OpenOffice.org is (was?) an amazing, free alternative to Microsoft Office, that was originally developed by Sun Microsystems. If the geeky details don’t excite you, what all this means is that instead of being a corporation’s neglected project, the legal groundwork is being set so that enthusiastic volunteers can develop the project according to the needs of the community.
While OpenOffice had a successful development track record, it was also the code base for Sun’s StarOffice so features were broadly developed to serve that goal.
From now on, though, OpenOffice’s development and direction will be decided by a steering committee of developers and national language project managers.
Driving home the changes, OpenOffice.org project is now The Document Foundation while the OpenOffice.org suite has been given the temporary name of LibreOffice.
Oracle, meanwhile, has been humiliatingly invited to re-join the OpenOffice community by applying to the Foundation.

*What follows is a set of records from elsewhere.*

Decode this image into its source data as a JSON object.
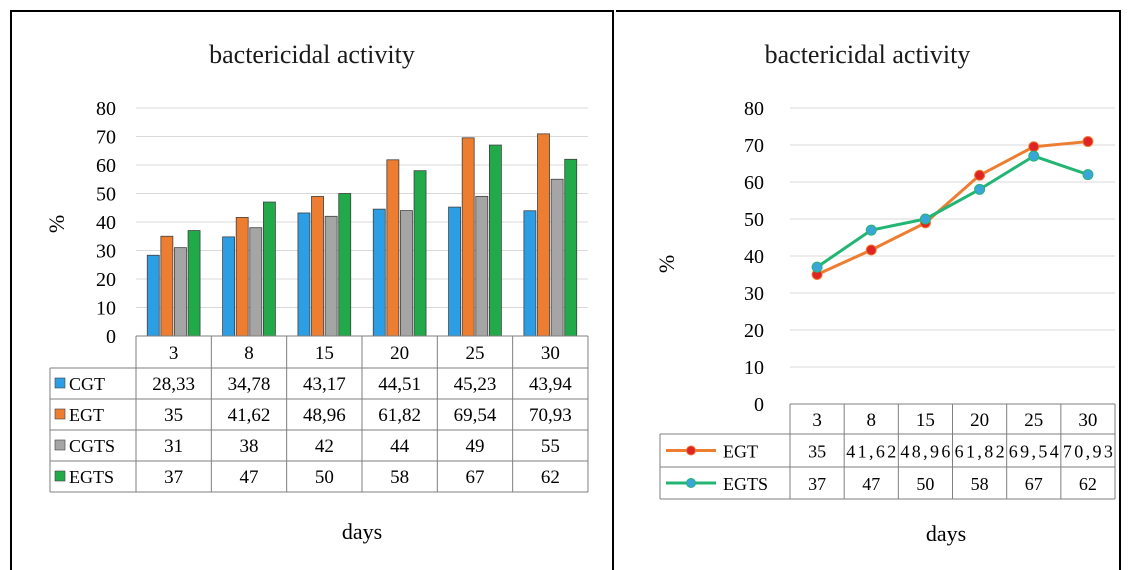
{
  "chart_data": [
    {
      "type": "bar",
      "title": "bactericidal activity",
      "xlabel": "days",
      "ylabel": "%",
      "ylim": [
        0,
        80
      ],
      "yticks": [
        "0",
        "10",
        "20",
        "30",
        "40",
        "50",
        "60",
        "70",
        "80"
      ],
      "categories": [
        "3",
        "8",
        "15",
        "20",
        "25",
        "30"
      ],
      "grid": true,
      "legend": "data table",
      "series": [
        {
          "name": "CGT",
          "color": "#2e9ee4",
          "values": [
            28.33,
            34.78,
            43.17,
            44.51,
            45.23,
            43.94
          ],
          "labels": [
            "28,33",
            "34,78",
            "43,17",
            "44,51",
            "45,23",
            "43,94"
          ]
        },
        {
          "name": "EGT",
          "color": "#ed7d31",
          "values": [
            35,
            41.62,
            48.96,
            61.82,
            69.54,
            70.93
          ],
          "labels": [
            "35",
            "41,62",
            "48,96",
            "61,82",
            "69,54",
            "70,93"
          ]
        },
        {
          "name": "CGTS",
          "color": "#a5a5a5",
          "values": [
            31,
            38,
            42,
            44,
            49,
            55
          ],
          "labels": [
            "31",
            "38",
            "42",
            "44",
            "49",
            "55"
          ]
        },
        {
          "name": "EGTS",
          "color": "#22a94a",
          "values": [
            37,
            47,
            50,
            58,
            67,
            62
          ],
          "labels": [
            "37",
            "47",
            "50",
            "58",
            "67",
            "62"
          ]
        }
      ]
    },
    {
      "type": "line",
      "title": "bactericidal activity",
      "xlabel": "days",
      "ylabel": "%",
      "ylim": [
        0,
        80
      ],
      "yticks": [
        "0",
        "10",
        "20",
        "30",
        "40",
        "50",
        "60",
        "70",
        "80"
      ],
      "categories": [
        "3",
        "8",
        "15",
        "20",
        "25",
        "30"
      ],
      "grid": true,
      "legend": "data table",
      "series": [
        {
          "name": "EGT",
          "color": "#ed7d31",
          "marker_color": "#e02424",
          "values": [
            35,
            41.62,
            48.96,
            61.82,
            69.54,
            70.93
          ],
          "labels": [
            "35",
            "41,62",
            "48,96",
            "61,82",
            "69,54",
            "70,93"
          ]
        },
        {
          "name": "EGTS",
          "color": "#22b573",
          "marker_color": "#3aa6d8",
          "values": [
            37,
            47,
            50,
            58,
            67,
            62
          ],
          "labels": [
            "37",
            "47",
            "50",
            "58",
            "67",
            "62"
          ]
        }
      ]
    }
  ]
}
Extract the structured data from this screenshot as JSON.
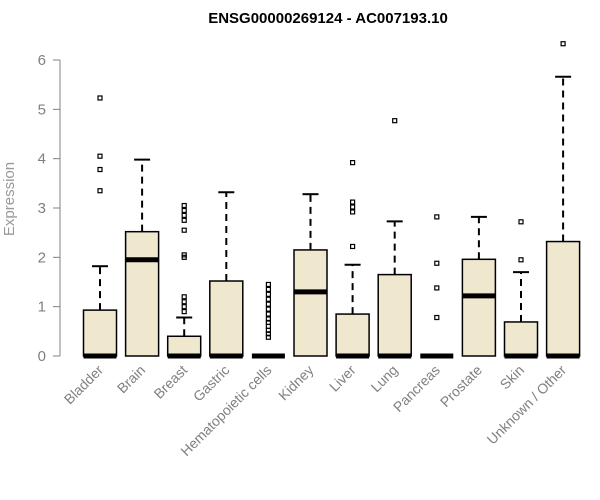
{
  "chart_data": {
    "type": "boxplot",
    "title": "ENSG00000269124 - AC007193.10",
    "ylabel": "Expression",
    "xlabel": "",
    "ylim": [
      0,
      6.3
    ],
    "yticks": [
      0,
      1,
      2,
      3,
      4,
      5,
      6
    ],
    "grid": false,
    "colors": {
      "box_fill": "#efe8cf",
      "box_stroke": "#000000",
      "axis": "#808080",
      "title": "#000000"
    },
    "categories": [
      "Bladder",
      "Brain",
      "Breast",
      "Gastric",
      "Hematopoietic cells",
      "Kidney",
      "Liver",
      "Lung",
      "Pancreas",
      "Prostate",
      "Skin",
      "Unknown / Other"
    ],
    "boxes": [
      {
        "category": "Bladder",
        "min": 0,
        "q1": 0,
        "median": 0,
        "q3": 0.93,
        "max": 1.82,
        "outliers": [
          3.35,
          3.78,
          4.05,
          5.23
        ]
      },
      {
        "category": "Brain",
        "min": 0,
        "q1": 0,
        "median": 1.95,
        "q3": 2.52,
        "max": 3.98,
        "outliers": []
      },
      {
        "category": "Breast",
        "min": 0,
        "q1": 0,
        "median": 0,
        "q3": 0.4,
        "max": 0.78,
        "outliers": [
          0.9,
          1.0,
          1.1,
          1.2,
          2.0,
          2.05,
          2.55,
          2.75,
          2.85,
          2.95,
          3.05
        ]
      },
      {
        "category": "Gastric",
        "min": 0,
        "q1": 0,
        "median": 0,
        "q3": 1.52,
        "max": 3.32,
        "outliers": []
      },
      {
        "category": "Hematopoietic cells",
        "min": 0,
        "q1": 0,
        "median": 0,
        "q3": 0,
        "max": 0,
        "outliers": [
          0.38,
          0.45,
          0.52,
          0.6,
          0.68,
          0.75,
          0.85,
          0.95,
          1.05,
          1.15,
          1.25,
          1.35,
          1.45
        ]
      },
      {
        "category": "Kidney",
        "min": 0,
        "q1": 0,
        "median": 1.3,
        "q3": 2.15,
        "max": 3.28,
        "outliers": []
      },
      {
        "category": "Liver",
        "min": 0,
        "q1": 0,
        "median": 0,
        "q3": 0.85,
        "max": 1.85,
        "outliers": [
          2.22,
          2.92,
          3.02,
          3.12,
          3.92
        ]
      },
      {
        "category": "Lung",
        "min": 0,
        "q1": 0,
        "median": 0,
        "q3": 1.65,
        "max": 2.73,
        "outliers": [
          4.77
        ]
      },
      {
        "category": "Pancreas",
        "min": 0,
        "q1": 0,
        "median": 0,
        "q3": 0,
        "max": 0,
        "outliers": [
          0.78,
          1.38,
          1.88,
          2.82
        ]
      },
      {
        "category": "Prostate",
        "min": 0,
        "q1": 0,
        "median": 1.22,
        "q3": 1.96,
        "max": 2.82,
        "outliers": []
      },
      {
        "category": "Skin",
        "min": 0,
        "q1": 0,
        "median": 0,
        "q3": 0.69,
        "max": 1.7,
        "outliers": [
          1.95,
          2.72
        ]
      },
      {
        "category": "Unknown / Other",
        "min": 0,
        "q1": 0,
        "median": 0,
        "q3": 2.32,
        "max": 5.66,
        "outliers": [
          6.33
        ]
      }
    ]
  }
}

It’s also been asked to donate the OpenOffice.org brand that it owns to the community. —Register
Other examples of amazing free tools, developed by volunteers and given
away for free, include GIMP (replacement for PhotoShop), Blender3D (game design platform and 3D modeling program… I sadly miss spending time with this tool) , Inform7 (“You see a text adventure game here!”), and Firefox.
How could I forget Audacity!?
I’d add the sound recording and editing software Audacity to your list of open/free software. Easy to do simple things, and can do quite complex multi-tracking and processing.
Puredata is an open source visual programming language for creating sound processing applications. Immensely powerful but a steepish learning curve.
I think LibreOffice will be around for many years as it is a cornerstone application in most desktop Linux distributions. There is always LaTeX and Lyx…
Thank you for the clarification on OpenOffice. I’m a happy user of it. I’m going to hold off downloading the beta version.